The minimal viable prompt management system has four components:

Git-versioned prompt templates — store prompts as files in a repository (e.g. prompts/support-chat/v3.jinja2). Each commit is a version. Use Jinja2 or Handlebars templates with typed variables so the application layer fills slots, not raw string concatenation.
Prompt registry service — a lightweight API (or a feature of your LLM gateway such as LiteLLM, Portkey, or a home-built service) that serves named prompt versions by tag. Production traffic hits tag: stable; canary traffic hits tag: canary. The application code references prompt names, not prompt text.
Evaluation pipeline — before promoting a new prompt version, run an automated eval suite: exact-match assertions for deterministic outputs, LLM-as-judge for open-ended quality, latency regression tests. Fail the promotion if quality scores drop below threshold.
Rollback — because a prompt change is just a tag pointer update, rollback is instant: flip stable to point at the previous version without touching application code or redeploying pods.

# Minimal prompt registry in Python (FastAPI) — production teams use LiteLLM
# or Langfuse for this, but the pattern is the same.

# prompts/support-chat/v3.jinja2
# ---
# You are a support agent for {{ company_name }}.
# Answer in {{ language }}. Tone: {{ tone }}.
# Context: {{ context }}
# ---

# prompt_registry.py
import yaml, jinja2
from pathlib import Path
from fastapi import FastAPI, HTTPException

app = FastAPI()
PROMPT_DIR = Path("prompts")

# tags.yaml (git-committed, updated by CI)
# support-chat:
#   stable: v3
#   canary: v4

def load_tags():
    with open(PROMPT_DIR / "tags.yaml") as f:
        return yaml.safe_load(f)

@app.get("/prompt/{name}")
def get_prompt(name: str, tag: str = "stable"):
    tags = load_tags()
    if name not in tags:
        raise HTTPException(404, "prompt not found")
    version = tags[name].get(tag, tags[name]["stable"])
    template_path = PROMPT_DIR / name / f"{version}.jinja2"
    if not template_path.exists():
        raise HTTPException(404, "version not found")
    return {"name": name, "version": version, "template": template_path.read_text()}

# Render at call site (application code):
# resp = requests.get("http://prompt-registry/prompt/support-chat?tag=stable")
# tmpl = jinja2.Template(resp.json()["template"])
# prompt = tmpl.render(company_name="Acme", language="en", tone="professional", context=ctx)

Model version management adds another dimension: when the underlying model changes (e.g. upgrading from Llama-3-70B to Llama-3.1-70B), existing prompts may regress. The pattern is to pin prompt versions to model versions in the registry — support-chat@v3 is certified for llama-3-70b; the canary flag for the new model points at v4 which was re-evaluated against the new model checkpoint. Never silently upgrade the model under a prompt that was not re-evaluated.

Key LLM Observability Metrics

In addition to the standard RED metrics (rate, errors, duration), LLM serving requires a second tier of token-level metrics:

Tokens per second (TPS): decode throughput; H100 with vLLM on Llama-3-70B delivers ~400–600 tok/s at batch 32. Falling below baseline indicates KV-cache thrashing or thermal throttling.
Time-to-first-token (TTFT): latency of the prefill phase; dominated by prompt length. P99 TTFT > 3 s is usually unacceptable for interactive use cases.
KV-cache utilisation: exposed by vLLM's /metrics endpoint as vllm:gpu_cache_usage_perc. Sustained > 90% causes request queuing; reduce max-model-len or add GPU capacity.
Token cost per request: (prompt_tokens + completion_tokens) × cost_per_token. Alert on p95 exceeding budget — runaway agentic loops show up here first.
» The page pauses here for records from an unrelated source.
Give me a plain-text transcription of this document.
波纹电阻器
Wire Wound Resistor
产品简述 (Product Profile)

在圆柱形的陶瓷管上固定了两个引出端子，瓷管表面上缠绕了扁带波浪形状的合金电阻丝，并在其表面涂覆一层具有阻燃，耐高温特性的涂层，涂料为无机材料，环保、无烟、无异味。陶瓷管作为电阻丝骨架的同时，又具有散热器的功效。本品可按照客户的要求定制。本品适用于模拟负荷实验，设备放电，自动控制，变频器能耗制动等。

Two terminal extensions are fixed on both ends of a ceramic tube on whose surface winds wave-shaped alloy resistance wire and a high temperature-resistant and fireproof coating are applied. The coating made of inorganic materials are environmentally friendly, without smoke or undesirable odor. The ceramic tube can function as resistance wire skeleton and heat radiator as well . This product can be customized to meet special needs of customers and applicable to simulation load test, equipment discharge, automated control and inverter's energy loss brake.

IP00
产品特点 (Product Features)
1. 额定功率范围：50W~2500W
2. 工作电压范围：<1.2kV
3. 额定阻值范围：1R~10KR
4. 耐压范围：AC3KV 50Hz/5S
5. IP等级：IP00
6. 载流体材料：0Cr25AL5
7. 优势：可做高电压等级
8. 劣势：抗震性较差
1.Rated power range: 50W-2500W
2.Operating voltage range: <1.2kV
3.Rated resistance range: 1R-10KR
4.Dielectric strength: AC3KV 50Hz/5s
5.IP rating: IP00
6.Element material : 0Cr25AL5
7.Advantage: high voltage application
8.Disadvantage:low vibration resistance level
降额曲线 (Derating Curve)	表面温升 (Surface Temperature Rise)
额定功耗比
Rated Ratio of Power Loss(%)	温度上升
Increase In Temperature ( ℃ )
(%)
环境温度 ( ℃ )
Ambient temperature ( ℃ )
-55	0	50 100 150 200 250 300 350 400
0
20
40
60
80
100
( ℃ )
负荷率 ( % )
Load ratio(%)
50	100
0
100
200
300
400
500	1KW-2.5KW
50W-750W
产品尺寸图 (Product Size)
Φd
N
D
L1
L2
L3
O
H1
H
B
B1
Runaway context attacks: an adversarial user (or a looping agent) that sends a 128k-token prompt on every request can exhaust your KV-cache and starve all other traffic. Enforce max_prompt_tokens at the gateway layer, not only inside the model server. Rate-limit by token count, not just by request count. Alert when any single session exceeds a token budget threshold (e.g. 50k tokens in 5 minutes).

LLM Operations is the highest-leverage area in AI infrastructure right now. The teams that invest in GPU memory budgeting, multi-level caching, and versioned prompt pipelines — rather than treating LLMs as black-box API calls — are the ones delivering reliable, cost-effective AI features at scale.